JupyterLab will eventually replace Jupyter notebook. Lab offers a much more IDE like experience with better collaboration for coders, including debuggers and other extensions that help coders tremendously. Notebook interfaces are notorious for producing dirty code. While JupyterLab is not perfect, it helps to organize code and supporting files and folders more effectively than a standalone notebook. It would enhance the quality of code in python recipes on the flow due to better documentation features and markdown + console support in a single view. Consoles would allow for more effective testing and keep books clean. My team spends a ton of time surfing through old code and test code in notebooks. Thus we spend a significant amount of time "productionizing" code in Dataiku before projects can be merged to main and deployed to auto.

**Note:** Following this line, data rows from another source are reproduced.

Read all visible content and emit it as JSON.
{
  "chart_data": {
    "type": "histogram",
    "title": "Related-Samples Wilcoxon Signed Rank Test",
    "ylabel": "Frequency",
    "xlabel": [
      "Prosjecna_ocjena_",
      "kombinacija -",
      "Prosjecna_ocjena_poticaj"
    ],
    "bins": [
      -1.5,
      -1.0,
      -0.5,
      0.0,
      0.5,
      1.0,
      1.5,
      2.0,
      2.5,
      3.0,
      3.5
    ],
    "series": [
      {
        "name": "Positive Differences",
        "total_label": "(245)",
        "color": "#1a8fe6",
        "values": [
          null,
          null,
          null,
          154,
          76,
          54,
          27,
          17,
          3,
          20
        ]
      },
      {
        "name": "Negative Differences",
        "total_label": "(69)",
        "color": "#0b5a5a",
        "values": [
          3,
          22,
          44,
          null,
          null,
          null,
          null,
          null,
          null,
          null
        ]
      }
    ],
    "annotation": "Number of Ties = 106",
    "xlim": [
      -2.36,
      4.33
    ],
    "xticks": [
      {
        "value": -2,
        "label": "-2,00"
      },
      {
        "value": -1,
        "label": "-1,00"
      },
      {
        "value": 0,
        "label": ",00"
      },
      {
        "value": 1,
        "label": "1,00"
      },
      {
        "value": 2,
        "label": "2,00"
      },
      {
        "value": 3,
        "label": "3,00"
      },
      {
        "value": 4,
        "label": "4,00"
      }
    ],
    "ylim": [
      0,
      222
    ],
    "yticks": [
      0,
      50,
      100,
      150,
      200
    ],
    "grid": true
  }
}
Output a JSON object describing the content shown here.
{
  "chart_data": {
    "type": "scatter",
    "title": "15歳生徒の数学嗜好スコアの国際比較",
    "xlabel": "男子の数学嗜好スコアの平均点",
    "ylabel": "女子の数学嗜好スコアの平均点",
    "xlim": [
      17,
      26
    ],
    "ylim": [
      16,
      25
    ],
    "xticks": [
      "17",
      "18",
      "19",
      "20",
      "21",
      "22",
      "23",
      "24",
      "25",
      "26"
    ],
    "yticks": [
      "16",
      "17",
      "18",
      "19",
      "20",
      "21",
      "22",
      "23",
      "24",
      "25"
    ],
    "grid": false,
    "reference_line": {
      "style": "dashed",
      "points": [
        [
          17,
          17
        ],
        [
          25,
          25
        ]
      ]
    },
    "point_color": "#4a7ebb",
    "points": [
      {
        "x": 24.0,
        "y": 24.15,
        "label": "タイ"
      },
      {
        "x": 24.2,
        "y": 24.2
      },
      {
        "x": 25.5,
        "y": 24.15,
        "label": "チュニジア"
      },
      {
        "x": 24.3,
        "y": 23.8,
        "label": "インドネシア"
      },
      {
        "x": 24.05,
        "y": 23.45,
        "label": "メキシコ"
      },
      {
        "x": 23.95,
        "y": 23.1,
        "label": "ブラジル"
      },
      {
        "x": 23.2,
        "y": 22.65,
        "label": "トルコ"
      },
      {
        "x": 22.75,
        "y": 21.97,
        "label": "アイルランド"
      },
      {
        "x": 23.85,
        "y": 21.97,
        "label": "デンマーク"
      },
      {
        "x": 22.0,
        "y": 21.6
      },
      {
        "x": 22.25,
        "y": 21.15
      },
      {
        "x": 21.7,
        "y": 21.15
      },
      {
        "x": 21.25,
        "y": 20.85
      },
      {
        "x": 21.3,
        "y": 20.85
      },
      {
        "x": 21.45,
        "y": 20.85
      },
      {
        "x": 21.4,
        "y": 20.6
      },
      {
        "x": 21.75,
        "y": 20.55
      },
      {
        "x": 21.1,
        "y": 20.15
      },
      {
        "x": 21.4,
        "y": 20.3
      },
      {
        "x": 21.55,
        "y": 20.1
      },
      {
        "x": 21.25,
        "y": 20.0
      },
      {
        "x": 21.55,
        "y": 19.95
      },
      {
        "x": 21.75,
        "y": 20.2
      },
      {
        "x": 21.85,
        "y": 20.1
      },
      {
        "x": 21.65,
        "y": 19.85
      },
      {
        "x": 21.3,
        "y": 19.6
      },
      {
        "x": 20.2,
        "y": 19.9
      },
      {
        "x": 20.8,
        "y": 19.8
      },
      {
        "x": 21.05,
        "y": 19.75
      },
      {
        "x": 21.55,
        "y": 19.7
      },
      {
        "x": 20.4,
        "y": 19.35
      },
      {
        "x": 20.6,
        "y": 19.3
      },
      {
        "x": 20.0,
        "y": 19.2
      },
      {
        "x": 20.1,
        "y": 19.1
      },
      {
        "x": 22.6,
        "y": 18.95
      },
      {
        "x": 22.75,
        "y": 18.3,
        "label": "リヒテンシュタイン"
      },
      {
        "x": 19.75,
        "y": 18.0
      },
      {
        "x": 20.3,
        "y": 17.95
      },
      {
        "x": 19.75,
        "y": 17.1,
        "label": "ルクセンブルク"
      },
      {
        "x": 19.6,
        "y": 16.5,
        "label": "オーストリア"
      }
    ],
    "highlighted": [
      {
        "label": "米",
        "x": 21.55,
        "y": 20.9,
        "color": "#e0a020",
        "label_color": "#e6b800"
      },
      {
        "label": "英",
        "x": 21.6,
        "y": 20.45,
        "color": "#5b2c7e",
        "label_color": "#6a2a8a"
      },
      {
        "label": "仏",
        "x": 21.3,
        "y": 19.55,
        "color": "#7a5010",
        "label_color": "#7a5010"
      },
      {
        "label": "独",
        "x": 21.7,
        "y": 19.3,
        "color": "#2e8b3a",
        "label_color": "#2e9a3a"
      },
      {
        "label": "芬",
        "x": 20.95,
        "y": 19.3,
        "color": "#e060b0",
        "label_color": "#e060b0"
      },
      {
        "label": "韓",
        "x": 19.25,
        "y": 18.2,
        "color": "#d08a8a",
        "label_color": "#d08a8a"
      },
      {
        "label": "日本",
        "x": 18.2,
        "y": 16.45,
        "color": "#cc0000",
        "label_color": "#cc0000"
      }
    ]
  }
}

Default features like expanding and collapsing, dragging and dropping cells help organize and enhance collaboration. Side by side views and window organization help coders to be more effective on the Dataiku platform.
One key feature that's highly enjoyable for collaboration is kernel sharing. My team is global and all virtual now because of COVID. With standard Jupyter notebooks, our data science leads need to re-run time intensive/costly cells to catch up to a point where an analyst or another colleague needs help.
A user could push various notebooks in a lab session to the flow sequentially. One potential aspect to account for is the inherent filesystem.